A major game changer in the last couple of decades has been the increasing influence of foreign profits—the profits U.S. corporations earn from overseas receipts. In the mid-1960s, U.S. corporations were making approximately 6.5 percent of their profits from foreign operations, which translated to less than 1 percent of GDP. By the mid-1990s, foreign profits started playing a stronger role in overall corporate profitability. Foreign profits are now slightly less than 4.3 percent of GDP—up more than four-fold from the mid-1980s—and American corporations now make 30 percent of their profits from foreign sources.
Comparative advantage comes into play
One of the central concepts behind the idea of "comparative advantage" advanced by British economist David Ricardo (1772-1823) is that countries specialize in what they do best (that is, most efficiently and cost-effectively), and trade is the central mechanism for exchanging those goods and services. Thus, globalization, trade liberalization, and free trade benefit all nations. Domestic and foreign profits benefit from increased globalization in different ways, and today technological and supply chain innovations are making world trade more profitable in ways David Ricardo could not have imagined.
U.S. and European companies have discovered the advantages of outsourcing low value-added production and service operations to countries with an abundance of productive yet low-wage laborers. Call centers in India and assembly plants in China are just two of many examples. (Approximately 60 percent of Chinese exports, in fact, are sanctioned by U.S. and European corporations.) Outsourcing enables companies to retain the more skilled and higher value-added distribution, design, and technical production processes in their home countries while importing services and goods with lower valued-added components. By doing so, they are optimizing their production cycles and minimizing their costs, thereby improving margins.

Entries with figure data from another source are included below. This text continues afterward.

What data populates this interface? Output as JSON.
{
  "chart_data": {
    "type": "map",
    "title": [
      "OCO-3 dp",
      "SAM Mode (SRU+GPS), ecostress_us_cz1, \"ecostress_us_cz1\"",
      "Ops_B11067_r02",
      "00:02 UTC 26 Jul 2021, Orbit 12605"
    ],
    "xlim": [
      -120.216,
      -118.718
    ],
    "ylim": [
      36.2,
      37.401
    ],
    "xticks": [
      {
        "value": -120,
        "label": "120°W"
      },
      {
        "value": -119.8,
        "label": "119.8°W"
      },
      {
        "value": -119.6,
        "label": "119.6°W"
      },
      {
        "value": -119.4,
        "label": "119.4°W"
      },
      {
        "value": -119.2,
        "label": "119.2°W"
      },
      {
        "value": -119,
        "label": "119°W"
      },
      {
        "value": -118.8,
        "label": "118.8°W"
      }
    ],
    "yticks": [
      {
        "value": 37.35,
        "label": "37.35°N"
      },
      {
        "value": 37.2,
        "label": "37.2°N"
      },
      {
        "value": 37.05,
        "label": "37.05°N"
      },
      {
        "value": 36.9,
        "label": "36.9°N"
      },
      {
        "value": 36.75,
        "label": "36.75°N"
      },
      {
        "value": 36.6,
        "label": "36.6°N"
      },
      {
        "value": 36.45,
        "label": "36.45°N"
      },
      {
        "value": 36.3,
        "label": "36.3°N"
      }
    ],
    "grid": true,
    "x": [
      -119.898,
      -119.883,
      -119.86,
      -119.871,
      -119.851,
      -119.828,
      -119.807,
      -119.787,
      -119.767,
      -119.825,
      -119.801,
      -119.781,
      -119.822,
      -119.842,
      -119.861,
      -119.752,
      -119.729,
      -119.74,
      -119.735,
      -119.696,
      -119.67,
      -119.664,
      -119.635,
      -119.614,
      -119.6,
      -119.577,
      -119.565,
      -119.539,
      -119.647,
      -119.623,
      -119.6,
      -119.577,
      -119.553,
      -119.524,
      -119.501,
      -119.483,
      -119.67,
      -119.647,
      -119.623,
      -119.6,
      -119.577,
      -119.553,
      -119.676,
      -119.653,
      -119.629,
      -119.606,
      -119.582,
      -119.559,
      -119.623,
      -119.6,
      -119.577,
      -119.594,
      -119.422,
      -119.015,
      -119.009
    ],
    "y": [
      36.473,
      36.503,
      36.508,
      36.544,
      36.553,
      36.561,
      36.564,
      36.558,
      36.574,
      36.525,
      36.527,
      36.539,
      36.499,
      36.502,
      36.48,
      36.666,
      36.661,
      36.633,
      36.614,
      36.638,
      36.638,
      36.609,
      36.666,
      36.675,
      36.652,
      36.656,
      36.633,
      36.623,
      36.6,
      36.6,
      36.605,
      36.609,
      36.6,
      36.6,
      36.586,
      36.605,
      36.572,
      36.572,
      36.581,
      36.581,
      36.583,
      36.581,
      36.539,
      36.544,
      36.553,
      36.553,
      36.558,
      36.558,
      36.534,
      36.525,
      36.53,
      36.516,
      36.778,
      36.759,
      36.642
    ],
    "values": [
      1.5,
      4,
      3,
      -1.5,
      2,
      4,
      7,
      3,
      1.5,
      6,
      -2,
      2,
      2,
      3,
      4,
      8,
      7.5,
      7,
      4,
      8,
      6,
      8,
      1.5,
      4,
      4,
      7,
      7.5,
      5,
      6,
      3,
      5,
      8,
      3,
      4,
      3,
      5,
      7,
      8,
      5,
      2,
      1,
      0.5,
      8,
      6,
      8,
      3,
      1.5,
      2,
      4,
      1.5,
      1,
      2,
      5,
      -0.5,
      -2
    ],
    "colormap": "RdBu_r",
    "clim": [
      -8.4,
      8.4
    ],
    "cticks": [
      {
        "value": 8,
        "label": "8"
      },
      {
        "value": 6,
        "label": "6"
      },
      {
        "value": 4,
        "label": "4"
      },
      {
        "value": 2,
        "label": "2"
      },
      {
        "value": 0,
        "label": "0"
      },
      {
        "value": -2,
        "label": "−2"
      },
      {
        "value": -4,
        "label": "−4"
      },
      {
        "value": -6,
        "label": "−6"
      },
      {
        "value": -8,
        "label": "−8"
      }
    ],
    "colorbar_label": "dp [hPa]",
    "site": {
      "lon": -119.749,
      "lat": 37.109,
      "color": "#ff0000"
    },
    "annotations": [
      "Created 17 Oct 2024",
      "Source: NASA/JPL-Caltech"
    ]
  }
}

As emerging countries continue to develop, demand for high value-added exports from the United States and Europe is growing. Oddly, 30 percent of current U.S. exports are services. This is in addition to domestic corporate profits and makes them more resilient in times of domestic recession. There is considerable anecdotal evidence suggesting that service exports have higher margins than goods and material exports because there are no inventories to worry about and transportation costs (if any) are lower.
Foreign corporate profits have been a blessing for U.S. companies, since the global slowdown in 2008 through 2009 in China, Brazil, and India was relatively mild while U.S. and Western European economies were still dragging. Increasing consumer spending in foreign markets, especially Asia, continue to play a major role in improving U.S. corporate profitability by helping to prop up profits when U.S. domestic consumer spending is anemic.
Protect your profitability
Early in her political career, the British Prime Minister Margaret Thatcher often said that "there is no alternative" to trade liberalization, free trade, and globalization. That appears to be true for U.S. corporations, whose performance is becoming increasingly dependent on overseas operations to bring higher and more stable profits. However, the rising productivity of many Chinese and Indian industries is placing considerable wage and price pressure on U.S. companies' outsourcing operations. Many countries want to move up the value-added chain. In addition, the extensive, very specialized production concentrations that have developed due to some countries' comparative advantage have created considerable supply chain risks from such factors as natural disasters or political instability. Companies might want to think about building a few redundancies in their supply chain networks in order to hedge against events that may be improbable, yet if they happen—and unfortunately they do, as we saw in Japan earlier this year—can make the difference between profit and loss.